Subnational estimation of contraceptive method supplies

Subnational estimation of contraceptive method supplies

Assessing the longevity and sustainability of modern contraceptive availability and supply relies on quantifying the contributions of the public and private sectors to the method supply chain. In recent years, subnational estimation of the contraceptive supply share (public vs private sector) has become increasingly important as decision-making decentralises from the national level, making understanding variation across subnational regions (over time) essential for effective management of the contraceptive market. Large-scale national surveys, such as the Demographic and Health survey (DHS) provide valuable information for quantifying the contraceptive supply market. However, countries carry out a DHS approximately every 3-5 years, resulting in the need to bridge data gaps between survey years and project beyond the time of the most recent surveys.
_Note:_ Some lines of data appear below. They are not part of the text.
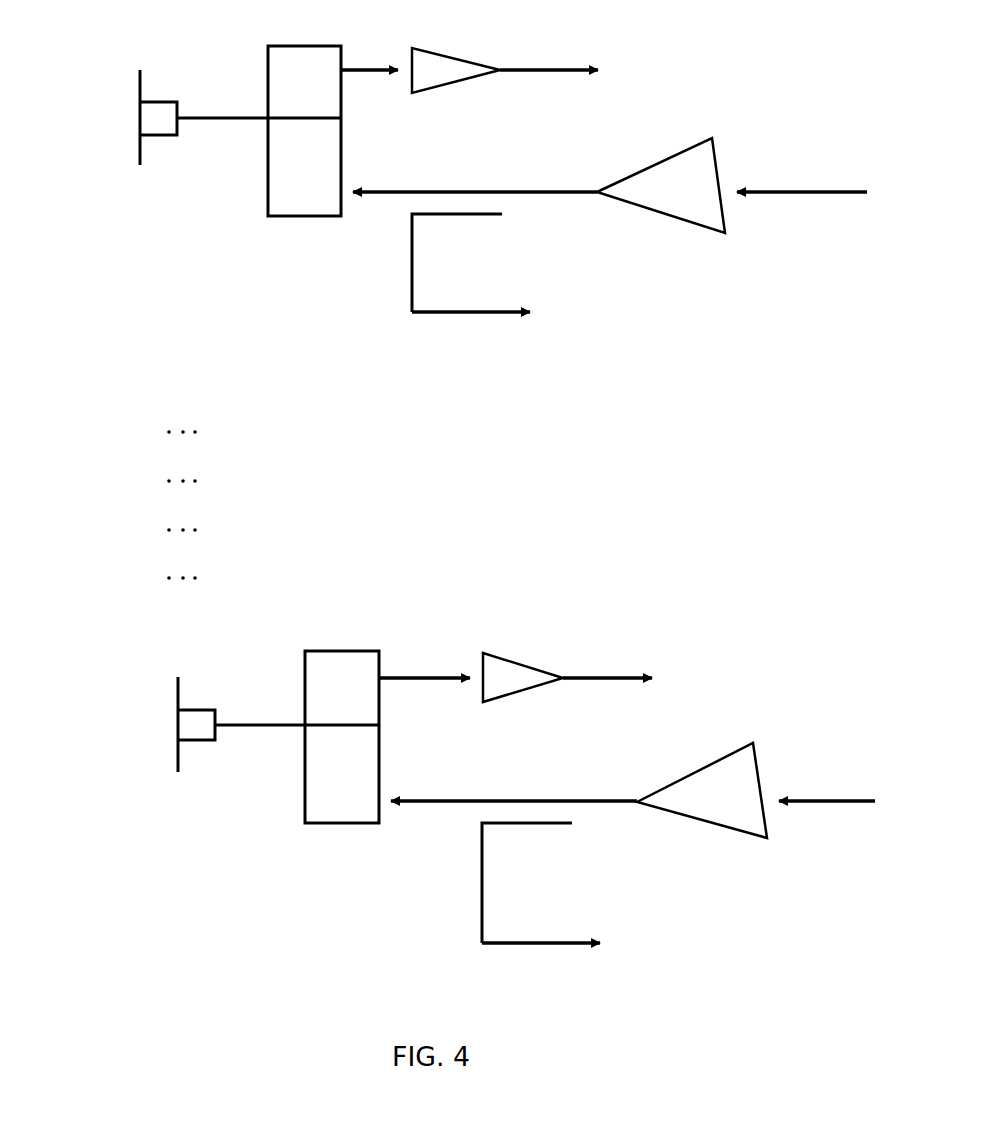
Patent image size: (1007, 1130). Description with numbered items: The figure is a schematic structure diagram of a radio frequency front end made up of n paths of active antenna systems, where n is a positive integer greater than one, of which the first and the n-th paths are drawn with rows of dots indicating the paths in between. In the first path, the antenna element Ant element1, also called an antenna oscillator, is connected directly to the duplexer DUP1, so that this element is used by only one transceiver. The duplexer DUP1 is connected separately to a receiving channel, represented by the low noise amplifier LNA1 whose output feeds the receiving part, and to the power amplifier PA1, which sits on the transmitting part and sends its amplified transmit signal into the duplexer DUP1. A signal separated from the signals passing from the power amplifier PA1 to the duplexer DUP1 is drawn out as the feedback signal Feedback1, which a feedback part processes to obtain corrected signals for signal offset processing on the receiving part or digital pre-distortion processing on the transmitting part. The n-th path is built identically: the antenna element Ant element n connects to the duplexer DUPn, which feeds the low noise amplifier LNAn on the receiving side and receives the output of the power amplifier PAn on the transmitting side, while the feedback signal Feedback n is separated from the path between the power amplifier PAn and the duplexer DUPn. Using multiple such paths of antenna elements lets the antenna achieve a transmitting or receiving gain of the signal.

The antenna element Ant element1 is at (144, 154).
The duplexer DUP1 is at (308, 167).
The low noise amplifier LNA1 is at (469, 56).
The power amplifier PA1 is at (610, 213).
The feedback signal Feedback1 is at (545, 288).
The antenna element Ant element n is at (181, 763).
The duplexer DUPn is at (345, 774).
The low noise amplifier LNAn is at (515, 665).
The power amplifier PAn is at (633, 832).
The feedback signal Feedback n is at (603, 907).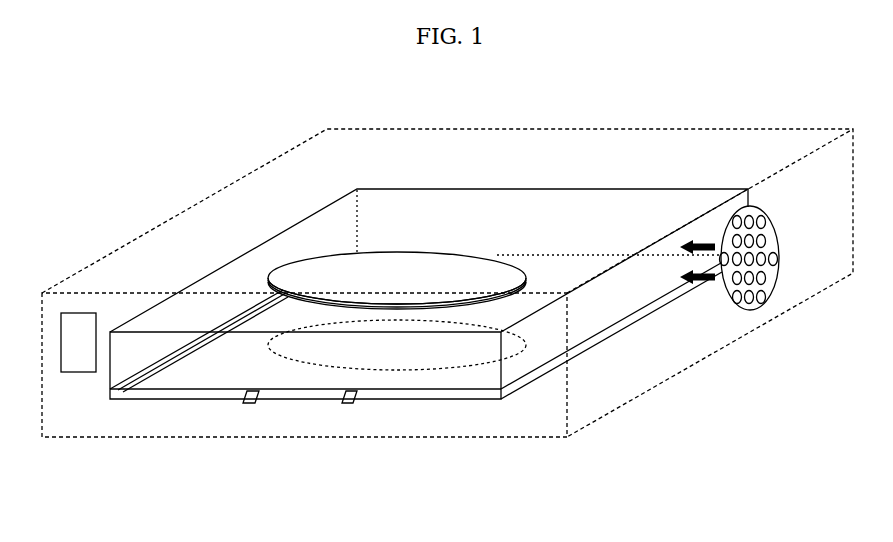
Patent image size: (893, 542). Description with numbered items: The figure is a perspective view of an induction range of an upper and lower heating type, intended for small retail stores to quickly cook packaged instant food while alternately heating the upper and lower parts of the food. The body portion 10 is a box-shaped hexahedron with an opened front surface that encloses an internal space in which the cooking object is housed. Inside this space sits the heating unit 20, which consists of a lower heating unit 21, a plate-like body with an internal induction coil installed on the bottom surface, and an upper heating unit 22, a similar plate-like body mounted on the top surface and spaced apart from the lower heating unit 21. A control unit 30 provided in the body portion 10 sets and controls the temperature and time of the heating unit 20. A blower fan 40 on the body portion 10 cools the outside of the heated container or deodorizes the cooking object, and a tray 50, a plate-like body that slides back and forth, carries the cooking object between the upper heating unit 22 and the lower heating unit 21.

Using DHS microdata for 35 countries and 248 subnational regions, we develop a statistical model to produce a set of related contraceptive supply-share outcomes (proportion of modern contraceptive methods supplied by the public and private sectors) at the subnational level. The model builds on a national-level model which relies on P-splines and a geographical hierarchical structure to estimate the country, method-specific contraceptive supply share over time. This national model utilizes information about correlations between rates of change in method supply across all countries to help to inform supply-share estimates in the absence of data. However, disaggregating the model to the subnational level requires estimation of national-level correlations which poses a problem in data sparse settings when correlations cannot be estimated. To address this problem, we employ K-medoid clustering to cluster countries together using indicators of contraceptive prevalence and unmet need and replace national-level correlations with cluster-level correlations when required. Overall, the modelling approach offers an intuitive way to share information across subnational regions and countries and utilises information about relationships between rates of change in method-supply to inform and produce a set of estimates that reflect the subnational changes in the method-specific contraceptive supply share over time, while accounting for data uncertainties.